Additionally, they are not mere fictions that we have created to describe the
world. I won’t get into that here, but see my previous post.
|
Diagram from Max Tegmark |
Another physicist, Roger Penrose, believes that
Platonism is a correct description of reality. For example, in an interview,
he said that “mathematics has to have
been there since the beginning of time. It has an eternal existence.
Timelessness, really: it doesn’t have any location in space, it doesn’t have
any location in time.” He also explains how there are three different kind
of existences: the physical, mental, and mathematical worlds, which would
correspond to Body, Soul, and Intellect (the One doesn’t “exist”: it is beyond
existence). Likewise, our access to the world of mathematics, the fact that we
can understand things as basic as numbers and addition to more complicated
things like differential equations and general relativity, is only possible
because, as Plato said, it is already within us. Within the core of our souls
is Intellect, providing the laws that created us and govern our existence.
Now,
the laws that govern the physical world (quantum mechanics, general relativity,
electromagnetism…everything), although they derive from the Forms within Intellect,
are “filtered” through Soul and so exist in the Universal Soul rather than Intellect.

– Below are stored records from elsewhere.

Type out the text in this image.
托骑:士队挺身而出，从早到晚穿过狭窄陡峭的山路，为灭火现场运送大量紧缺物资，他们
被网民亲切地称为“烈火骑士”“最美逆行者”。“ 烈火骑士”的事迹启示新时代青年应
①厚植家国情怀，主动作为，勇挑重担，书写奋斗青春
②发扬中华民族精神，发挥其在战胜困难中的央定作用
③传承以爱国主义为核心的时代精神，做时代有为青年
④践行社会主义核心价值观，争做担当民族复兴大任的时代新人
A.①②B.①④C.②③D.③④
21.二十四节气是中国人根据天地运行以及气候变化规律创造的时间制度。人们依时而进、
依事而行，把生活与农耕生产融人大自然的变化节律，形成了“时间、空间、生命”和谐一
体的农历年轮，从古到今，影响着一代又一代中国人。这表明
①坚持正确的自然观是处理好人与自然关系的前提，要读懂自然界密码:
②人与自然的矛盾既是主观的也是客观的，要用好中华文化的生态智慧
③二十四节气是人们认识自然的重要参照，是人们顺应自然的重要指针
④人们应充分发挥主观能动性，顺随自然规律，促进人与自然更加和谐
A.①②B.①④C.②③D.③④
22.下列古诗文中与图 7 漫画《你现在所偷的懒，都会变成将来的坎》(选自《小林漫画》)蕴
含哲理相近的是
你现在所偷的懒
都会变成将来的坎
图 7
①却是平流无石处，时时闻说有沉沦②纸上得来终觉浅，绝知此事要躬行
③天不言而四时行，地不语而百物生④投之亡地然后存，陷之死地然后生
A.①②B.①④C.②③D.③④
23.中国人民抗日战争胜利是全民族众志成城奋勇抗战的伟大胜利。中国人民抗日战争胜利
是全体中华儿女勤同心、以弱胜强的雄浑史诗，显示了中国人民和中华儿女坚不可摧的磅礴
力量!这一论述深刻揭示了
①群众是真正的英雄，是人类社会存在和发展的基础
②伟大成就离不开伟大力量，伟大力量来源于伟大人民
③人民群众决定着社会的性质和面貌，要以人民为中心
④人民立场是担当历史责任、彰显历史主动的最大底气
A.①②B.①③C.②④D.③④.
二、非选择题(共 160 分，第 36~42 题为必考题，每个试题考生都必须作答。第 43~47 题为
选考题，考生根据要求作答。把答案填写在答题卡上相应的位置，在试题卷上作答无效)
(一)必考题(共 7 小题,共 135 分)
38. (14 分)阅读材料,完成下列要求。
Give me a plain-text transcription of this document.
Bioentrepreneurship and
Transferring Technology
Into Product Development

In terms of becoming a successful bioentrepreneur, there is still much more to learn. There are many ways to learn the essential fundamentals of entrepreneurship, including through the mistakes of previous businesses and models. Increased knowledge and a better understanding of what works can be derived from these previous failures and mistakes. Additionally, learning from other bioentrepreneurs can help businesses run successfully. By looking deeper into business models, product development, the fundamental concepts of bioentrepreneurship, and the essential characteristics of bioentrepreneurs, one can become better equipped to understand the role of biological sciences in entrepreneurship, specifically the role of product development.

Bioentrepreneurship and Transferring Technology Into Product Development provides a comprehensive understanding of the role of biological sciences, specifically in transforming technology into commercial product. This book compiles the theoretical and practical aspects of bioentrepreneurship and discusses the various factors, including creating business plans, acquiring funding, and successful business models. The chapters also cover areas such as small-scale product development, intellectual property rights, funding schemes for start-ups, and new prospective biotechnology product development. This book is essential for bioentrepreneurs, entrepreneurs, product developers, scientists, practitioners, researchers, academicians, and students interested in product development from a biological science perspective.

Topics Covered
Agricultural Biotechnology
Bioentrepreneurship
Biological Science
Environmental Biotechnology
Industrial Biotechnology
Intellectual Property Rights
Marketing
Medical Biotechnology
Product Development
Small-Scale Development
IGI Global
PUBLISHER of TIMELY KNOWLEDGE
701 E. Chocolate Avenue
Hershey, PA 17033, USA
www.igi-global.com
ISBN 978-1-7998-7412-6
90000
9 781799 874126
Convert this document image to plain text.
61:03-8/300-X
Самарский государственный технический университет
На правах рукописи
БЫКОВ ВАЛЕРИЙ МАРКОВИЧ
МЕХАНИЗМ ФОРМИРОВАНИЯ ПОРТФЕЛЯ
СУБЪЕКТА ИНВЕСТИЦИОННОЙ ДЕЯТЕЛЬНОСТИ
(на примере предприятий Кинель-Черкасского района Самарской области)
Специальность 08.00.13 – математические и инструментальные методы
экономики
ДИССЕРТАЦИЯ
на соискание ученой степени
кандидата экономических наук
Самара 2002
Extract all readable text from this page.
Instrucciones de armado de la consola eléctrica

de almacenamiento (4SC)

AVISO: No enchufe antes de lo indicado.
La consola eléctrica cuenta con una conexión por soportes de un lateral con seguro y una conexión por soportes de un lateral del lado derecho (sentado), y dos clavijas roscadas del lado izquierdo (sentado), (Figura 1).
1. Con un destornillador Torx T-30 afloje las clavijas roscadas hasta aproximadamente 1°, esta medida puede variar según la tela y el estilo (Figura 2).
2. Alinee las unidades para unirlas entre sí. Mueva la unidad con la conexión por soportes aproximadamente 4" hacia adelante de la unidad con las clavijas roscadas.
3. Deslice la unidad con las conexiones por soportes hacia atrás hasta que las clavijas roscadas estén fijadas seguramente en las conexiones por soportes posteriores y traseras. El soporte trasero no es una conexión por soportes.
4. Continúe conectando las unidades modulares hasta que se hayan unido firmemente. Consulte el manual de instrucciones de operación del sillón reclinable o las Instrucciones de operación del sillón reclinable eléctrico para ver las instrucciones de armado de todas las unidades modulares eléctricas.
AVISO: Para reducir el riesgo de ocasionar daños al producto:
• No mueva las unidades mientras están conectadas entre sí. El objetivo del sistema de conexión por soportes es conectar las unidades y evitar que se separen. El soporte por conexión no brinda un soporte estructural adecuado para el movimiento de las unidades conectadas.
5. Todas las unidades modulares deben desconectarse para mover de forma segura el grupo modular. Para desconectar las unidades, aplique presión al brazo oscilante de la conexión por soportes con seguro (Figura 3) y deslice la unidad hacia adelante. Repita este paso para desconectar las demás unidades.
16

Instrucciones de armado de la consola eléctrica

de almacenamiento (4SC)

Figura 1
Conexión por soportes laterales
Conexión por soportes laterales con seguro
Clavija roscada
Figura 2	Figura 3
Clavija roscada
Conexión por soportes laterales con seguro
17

As I quoted in my previous post, the physicist John Spencer said, “All
the laws of physics are partial reflections of the one eternal mathematical
law, which is a kind of super-law, the foundation of all the mathematical laws
in the universe.” This law exists
in Soul, the “?” in the diagram of yellow boxes above, and all laws that derive
from this exist in Soul below it. If a soul transcends above this level, it
will no longer be subjected to these laws, and so may appear to do miraculous
things.
This
eternal law, which describes how the physical world works, partakes in higher Forms
of Symmetry, Number, etc. Plotinus says that “Even in seeds it is not the
moisture which is honourable, but what is unseen: and this is number and
rational principles.” Thus, physical laws (rational principles from the
eternal law) and number (mathematics in Intellect) form the basis of everything
in the world around us. More specific laws arise when the eternal laws is applied
to, say, the microscopic realm with quantum mechanics, or the macroscopic realm
with gravity. But if you could understand the greater laws above it, you would
be able to describe both quantum mechanics and gravity with a single law, and
even more generally, both souls and bodies.
Thus,
the metaphysics of Neoplatonism can help us understand all sorts of aspects of
existence from souls to time to mathematics and physics. Like many other
philosophies that include a hierarchy, or even those like Hua-yen Buddhism, it
describes a universe that is united and tells us that even though the world may
see chaotic and disconnected, everything derives from the One, and we all can
return to it, for it still exists as an invisible core within us. Listen, and
you may hear “the voices from on high.”